In the end “New York Fashion Week: The Return” closed a bit like a Ryan Murphy mini-series: in a discorama shower of glitz and Technicolor, with very high production values and a star-studded cast that disguised a questionable story line.

Tom Ford took the starring role in Lincoln Center, with a show of bedazzled loungewear cut with a dash of black leather, deep-pile velvet culotte suits and corsetry. There were tank tops spray-painted silver and denim-washed in gold. A finale “bride” wearing 24-karat sweats, a bikini top and a trailing silver trench. It was like the parody version of past career hits filtered through a working-from-home lens and then doused in Swarovski and glittering with the promise We Will Go Out Again.

Hopefully, he’s not wrong. But it can also feel like magical thinking; the fashion equivalent of “build it and they will come.” (Design it and they will socialize!)

There’s a growing fault line opening up in New York fashion between the brands that made their names in a time at the end of the last century when the city was shaped by its bonfire of the vanities, and the brands that emerged thereafter.

On one side are those like Mr. Ford and Carolina Herrera, whose youngish new designer, Wes Gordon, is loyal to its sweeping gowns and cocktail puffs.

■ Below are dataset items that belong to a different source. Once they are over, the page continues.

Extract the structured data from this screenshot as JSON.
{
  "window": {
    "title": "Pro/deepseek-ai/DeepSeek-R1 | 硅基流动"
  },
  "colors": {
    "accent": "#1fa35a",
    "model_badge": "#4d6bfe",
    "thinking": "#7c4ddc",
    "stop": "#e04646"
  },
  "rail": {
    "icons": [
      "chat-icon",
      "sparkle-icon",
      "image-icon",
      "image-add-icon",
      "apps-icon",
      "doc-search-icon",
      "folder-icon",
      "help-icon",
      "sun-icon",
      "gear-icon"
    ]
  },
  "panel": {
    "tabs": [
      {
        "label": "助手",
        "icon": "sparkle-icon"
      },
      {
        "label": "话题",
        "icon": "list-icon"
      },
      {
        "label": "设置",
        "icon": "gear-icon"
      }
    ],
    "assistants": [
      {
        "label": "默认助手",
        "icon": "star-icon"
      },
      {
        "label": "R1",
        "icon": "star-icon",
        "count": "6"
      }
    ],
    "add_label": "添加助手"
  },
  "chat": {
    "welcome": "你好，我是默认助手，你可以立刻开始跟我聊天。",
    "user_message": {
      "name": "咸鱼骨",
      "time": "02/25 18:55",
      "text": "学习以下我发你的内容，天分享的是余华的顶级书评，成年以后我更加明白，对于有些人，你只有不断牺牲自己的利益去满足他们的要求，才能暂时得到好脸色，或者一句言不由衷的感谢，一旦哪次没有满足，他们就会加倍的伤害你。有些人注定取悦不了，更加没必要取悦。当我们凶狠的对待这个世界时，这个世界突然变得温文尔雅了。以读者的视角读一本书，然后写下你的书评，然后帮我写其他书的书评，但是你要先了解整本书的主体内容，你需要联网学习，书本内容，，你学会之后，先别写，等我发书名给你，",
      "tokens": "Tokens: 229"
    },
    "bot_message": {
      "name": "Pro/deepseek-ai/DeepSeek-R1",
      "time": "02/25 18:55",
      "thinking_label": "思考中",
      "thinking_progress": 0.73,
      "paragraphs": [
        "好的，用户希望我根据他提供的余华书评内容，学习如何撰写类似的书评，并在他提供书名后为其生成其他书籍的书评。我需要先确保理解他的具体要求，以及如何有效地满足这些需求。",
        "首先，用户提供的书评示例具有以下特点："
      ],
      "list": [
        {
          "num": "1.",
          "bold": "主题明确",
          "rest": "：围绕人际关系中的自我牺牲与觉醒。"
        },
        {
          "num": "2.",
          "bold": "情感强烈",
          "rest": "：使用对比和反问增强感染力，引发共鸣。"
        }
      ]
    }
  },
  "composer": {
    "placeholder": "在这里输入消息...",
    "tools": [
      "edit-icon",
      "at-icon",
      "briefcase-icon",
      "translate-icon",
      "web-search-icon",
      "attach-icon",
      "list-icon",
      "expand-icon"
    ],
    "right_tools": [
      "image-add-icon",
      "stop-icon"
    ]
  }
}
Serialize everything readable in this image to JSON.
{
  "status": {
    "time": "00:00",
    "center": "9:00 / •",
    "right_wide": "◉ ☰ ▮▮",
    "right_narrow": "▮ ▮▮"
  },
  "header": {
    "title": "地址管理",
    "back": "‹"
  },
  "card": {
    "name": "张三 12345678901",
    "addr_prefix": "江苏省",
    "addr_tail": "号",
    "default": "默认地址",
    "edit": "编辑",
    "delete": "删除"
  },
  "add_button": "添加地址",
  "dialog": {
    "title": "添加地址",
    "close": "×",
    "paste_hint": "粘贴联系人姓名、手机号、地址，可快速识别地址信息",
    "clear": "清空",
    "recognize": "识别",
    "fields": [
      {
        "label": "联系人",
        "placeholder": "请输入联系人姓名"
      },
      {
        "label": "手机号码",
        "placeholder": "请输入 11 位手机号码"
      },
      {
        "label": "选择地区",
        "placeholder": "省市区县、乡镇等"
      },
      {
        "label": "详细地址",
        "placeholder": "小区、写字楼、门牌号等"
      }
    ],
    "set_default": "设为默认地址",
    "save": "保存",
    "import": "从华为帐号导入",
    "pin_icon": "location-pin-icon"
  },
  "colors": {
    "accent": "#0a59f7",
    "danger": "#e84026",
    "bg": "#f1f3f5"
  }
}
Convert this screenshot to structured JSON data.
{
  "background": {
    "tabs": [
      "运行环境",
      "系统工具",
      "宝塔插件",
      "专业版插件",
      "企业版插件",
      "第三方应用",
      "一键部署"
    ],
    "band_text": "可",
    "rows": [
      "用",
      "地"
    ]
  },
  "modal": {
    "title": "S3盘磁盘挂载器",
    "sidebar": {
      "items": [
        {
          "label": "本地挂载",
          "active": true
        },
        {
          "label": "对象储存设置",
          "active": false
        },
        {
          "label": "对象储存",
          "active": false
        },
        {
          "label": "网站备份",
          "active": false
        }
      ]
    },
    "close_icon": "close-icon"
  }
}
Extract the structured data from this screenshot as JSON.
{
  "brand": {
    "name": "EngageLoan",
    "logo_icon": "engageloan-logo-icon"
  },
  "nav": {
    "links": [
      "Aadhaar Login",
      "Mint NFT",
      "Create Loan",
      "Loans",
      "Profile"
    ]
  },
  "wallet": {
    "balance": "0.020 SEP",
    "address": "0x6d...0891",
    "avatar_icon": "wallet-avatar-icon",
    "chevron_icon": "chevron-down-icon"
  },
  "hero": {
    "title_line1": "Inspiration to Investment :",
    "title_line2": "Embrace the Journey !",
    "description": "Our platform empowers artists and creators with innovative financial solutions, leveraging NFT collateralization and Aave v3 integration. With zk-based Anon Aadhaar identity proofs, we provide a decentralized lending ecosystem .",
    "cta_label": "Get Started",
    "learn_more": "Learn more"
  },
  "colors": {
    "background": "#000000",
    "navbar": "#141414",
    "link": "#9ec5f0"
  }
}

On the other are those like Vaquera, where Patric DiCaprio and Bryn Taubensee plumbed the tension between the pandemic and the desire to be out in the world, leaning into the damage done — dumping a crumpled foil ruffle, like a remnant from an alternate Miss America pageant over basic gray sweats; splashing the message “Go Away Evil” on a glittering black sweater; crafting evening wear out of what looked like trash bags.

Also Eckhaus Latta, where Mike Eckhaus and Zoe Latta deploy the comforts of ribbed knits like a rug that can be pulled out from under you; strew snaps along the curving seams of stretch tops and trousers and then un-pop the poppers to expose a thigh here, an armpit there, finding the strength within a sense of dislocation and coming undone.

On the fringe no longer, they have expanded fashion week’s boundaries in every sense of the word, dragging it to other boroughs and underground venues; changing the definition of who gets to define dress; recalibrating what matters.

They’re interested less in the hallowed halls of the Met or the linen-covered tables at Cipriani than inequity and the damage done; are accountable not to the Best Dressed List but to the communities they attract.

In the end, that may be the story line that is truly something to watch.